No filme podemos observar que eles faziam as propagandas das mais diversas maneiras, afinal, o que sustenta um canal de TV é a venda de um produto. A todo momento, os atores eram vistos fazendo uma propaganda de um determinado produto, como por exemplo, a faca de mil e uma utilidades. “Bom dia! E caso não os veja novamente... Uma boa tarde e uma boa noite”- Truman.

Para Platão o real estava no mundo dos ideias. Para Truman, por outro lado, estava no exterior do cenário de SeaHaven. Analogamente, entendemos que enquanto estivéssemos na caverna ou na ilha deSeaHaven”, estaríamos no âmbito daquilo que Platão identificava de “sombras”. Não há certezas, tudo é ininteligível e imperfeito quando visualizado de um nível mais “elevado”. Assim, ao procurarmos a verdade fora da caverna (ou do cenário), entraríamos, então, ao nível do “conhecimento”, onde poderíamos deparamos com mais transparência a realidade.

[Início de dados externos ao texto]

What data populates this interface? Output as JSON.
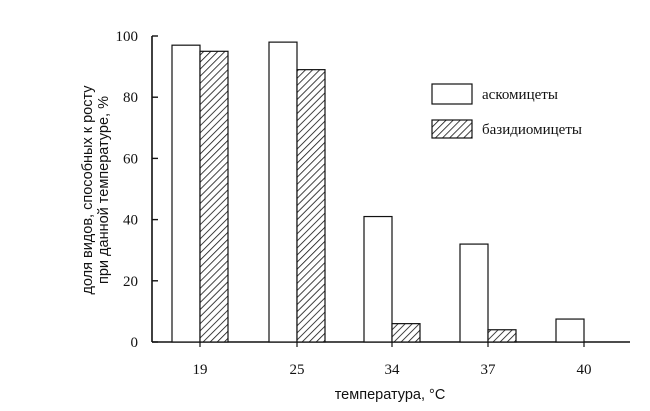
{
  "chart_data": {
    "type": "bar",
    "xlabel": "температура, °C",
    "ylabel_lines": [
      "доля видов, способных к росту",
      "при данной температуре, %"
    ],
    "categories": [
      "19",
      "25",
      "34",
      "37",
      "40"
    ],
    "ylim": [
      0,
      100
    ],
    "yticks": [
      "100",
      "80",
      "60",
      "40",
      "20",
      "0"
    ],
    "grid": false,
    "legend_position": "top-right",
    "series": [
      {
        "name": "аскомицеты",
        "fill": "open",
        "values": [
          97,
          98,
          41,
          32,
          7.5
        ]
      },
      {
        "name": "базидиомицеты",
        "fill": "hatched",
        "values": [
          95,
          89,
          6,
          4,
          0
        ]
      }
    ]
  }
}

Na concepção de Platão esta era a solução para encontrar o Bem Supremo, ou seja, a verdade e a liberdade. Já para Truman, no entanto, talvez seja só mais um nível de uma realidade de aparências, embora certamente seja um passo a mais em direção a verdade almejada.

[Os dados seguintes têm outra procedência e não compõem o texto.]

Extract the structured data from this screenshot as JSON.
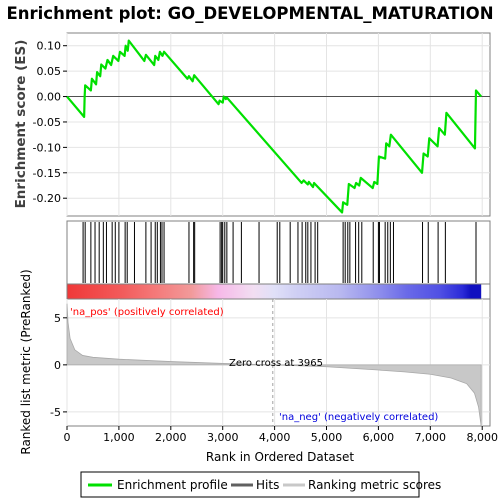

É evidente que SeaHaven não deixava de ser um grande cativeiro para Truman, que na sua condição de ignorância e manipulação assemelhava-se aos prisioneiros da caverna de Platão, estagnados diante de uma parede. Truman, no entanto, com uma atitude corajosa, almejou impavidamente descortinar a realidade, diferente, por exemplo, dos seus telespectadores, que ao findar o show, não mudaram a condição de vossas subjetividades e reproduziram uma atitude ainda mais alienada do que Truman em seu cenário, ou do que os prisioneiros da caverna de Platão, permaneceram presos à frente da televisão, simplesmente trocando o canal a procura de uma nova programação.

Referências
Filme: The Truman Show - Peter Weir
PLATÃO. A República. Tradução Carlos Alberto Nunes. Belém: EDUFPA, 2000. p.319-322
DESCARTES, R. Discurso do Método: para bem conduzir a própria razão e procurar a verdade das ciências. São Paulo: Paulus, 2002

Autor Sidnei de Oliveira 
Acadêmico de Psicologia da Universidade Paranaense - UNIPAR Campus Cascavel/PR

Estagiário da EQUIPE AMPLIAR

Comentários

  1. Quando olho ao lado e percebo que muitos criam suas próprias cavernas ou ilhas... E quando um resolvem sair, são taxados ou rotulados. Olham somente sua realidade distorcidas, suas verdades, assim vão deixando de ser humanos livre para seres alienados pelo que a mídia, comunidade, família, aí sucumbem em direção às doenças como um refúgio. A psicologia ao meu ver é como um brecha, nessas cavernas, ilhas, refúgios que possibilita olhar para luzes da verdade que se apresenta.